According to Dave’s Twitter feed, he arrived in New Orleans yesterday and begins today with another 70 miles to go until the finish line. As you can imagine, he is exhausted and ready to complete the journey, which began way back June on Lake Itasca in Minnesota. That is where the Mississippi begins, and now, more than 2320 miles further down stream, he is approaching the end of the river, which empties into the Gulf.

As I mentioned, it hasn’t exactly been easy going in recent days.
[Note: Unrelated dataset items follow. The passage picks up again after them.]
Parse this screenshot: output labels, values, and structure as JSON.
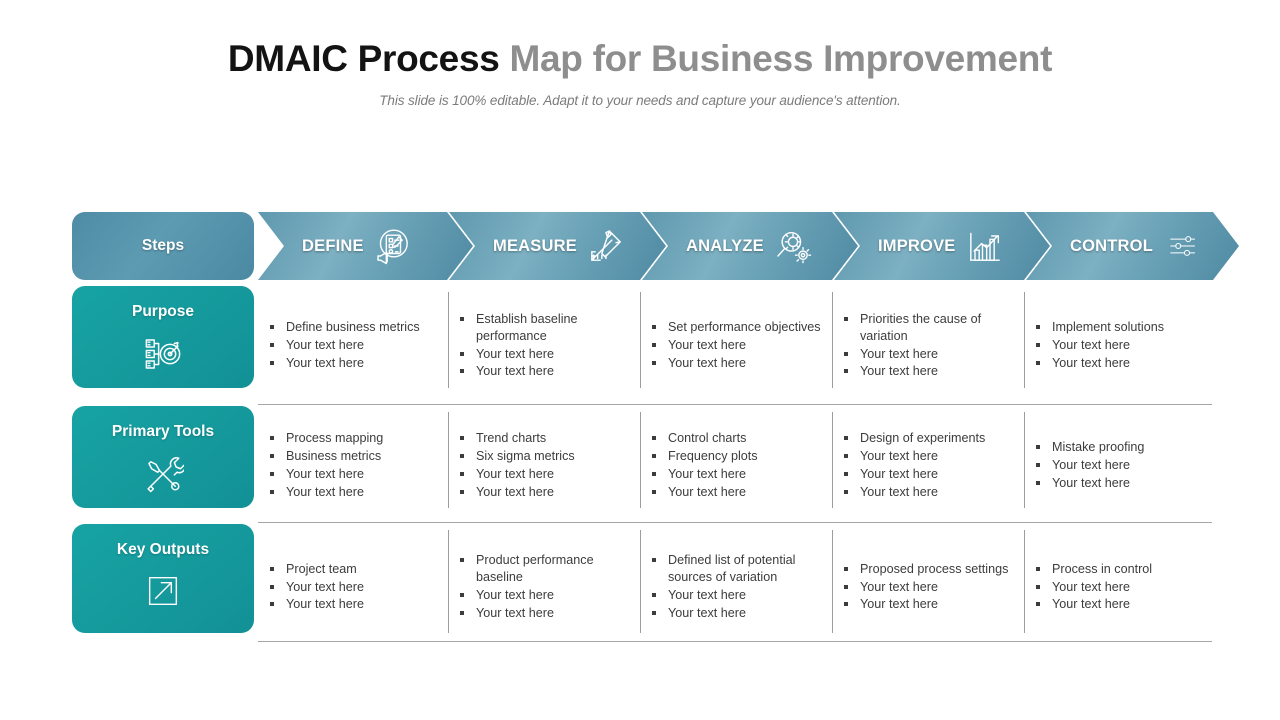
{
  "title": {
    "dark_part": "DMAIC Process ",
    "grey_part": "Map for Business Improvement",
    "subtitle": "This slide is 100% editable. Adapt it to your needs and capture your audience's attention."
  },
  "colors": {
    "steps_blue": "#4e8ca6",
    "chevron_blue": "#6ba3b8",
    "row_label_teal": "#15999c",
    "body_text": "#3c3c3c",
    "title_dark": "#131313",
    "title_grey": "#8e8e8e",
    "grid_line": "#a6a6a6"
  },
  "header": {
    "steps_label": "Steps",
    "phases": [
      {
        "label": "DEFINE",
        "icon": "clipboard-checklist-megaphone-icon"
      },
      {
        "label": "MEASURE",
        "icon": "ruler-pencil-icon"
      },
      {
        "label": "ANALYZE",
        "icon": "magnifier-gear-icon"
      },
      {
        "label": "IMPROVE",
        "icon": "bar-chart-arrow-icon"
      },
      {
        "label": "CONTROL",
        "icon": "sliders-icon"
      }
    ]
  },
  "rows": [
    {
      "label": "Purpose",
      "icon": "hierarchy-target-icon",
      "cells": [
        [
          "Define business metrics",
          "Your text here",
          "Your text here"
        ],
        [
          "Establish baseline performance",
          "Your text here",
          "Your text here"
        ],
        [
          "Set performance objectives",
          "Your text here",
          "Your text here"
        ],
        [
          "Priorities the cause of variation",
          "Your text here",
          "Your text here"
        ],
        [
          "Implement solutions",
          "Your text here",
          "Your text here"
        ]
      ]
    },
    {
      "label": "Primary Tools",
      "icon": "wrench-screwdriver-icon",
      "cells": [
        [
          "Process mapping",
          "Business metrics",
          "Your text here",
          "Your text here"
        ],
        [
          "Trend charts",
          "Six sigma metrics",
          "Your text here",
          "Your text here"
        ],
        [
          "Control charts",
          "Frequency plots",
          "Your text here",
          "Your text here"
        ],
        [
          "Design of experiments",
          "Your text here",
          "Your text here",
          "Your text here"
        ],
        [
          "Mistake proofing",
          "Your text here",
          "Your text here"
        ]
      ]
    },
    {
      "label": "Key Outputs",
      "icon": "arrow-out-of-box-icon",
      "cells": [
        [
          "Project team",
          "Your text here",
          "Your text here"
        ],
        [
          "Product performance baseline",
          "Your text here",
          "Your text here"
        ],
        [
          "Defined list of potential sources of variation",
          "Your text here",
          "Your text here"
        ],
        [
          "Proposed process settings",
          "Your text here",
          "Your text here"
        ],
        [
          "Process in control",
          "Your text here",
          "Your text here"
        ]
      ]
    }
  ]
}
Extremely bad weather hit the Gulf States region last week, courtesy of  Tropical Storm Lee, which brought high winds and plenty of rain down on Louisiana just as Dave was paddling through the heart of the region. Shipping traffic has picked up as he’s gotten closer to the Gulf as well, with much larger barges and tankers moving along the Mississippi too. Those large watercraft present their level of challenges for anyone paddling in a kayak, canoe, or SUP.

Dave has been routinely knocking off large chunks of milage, sometimes in excess of 50 miles per day, so I expect we’ll get news tomorrow that he has reached his end point in the Gulf of Mexico. From there, it will be on to some much needed rest before planning his next adventure. This journey is just the latest in his Expedition 1000 project which will see him circling the globe on 25 non-motorized journeys of 1000  miles or more.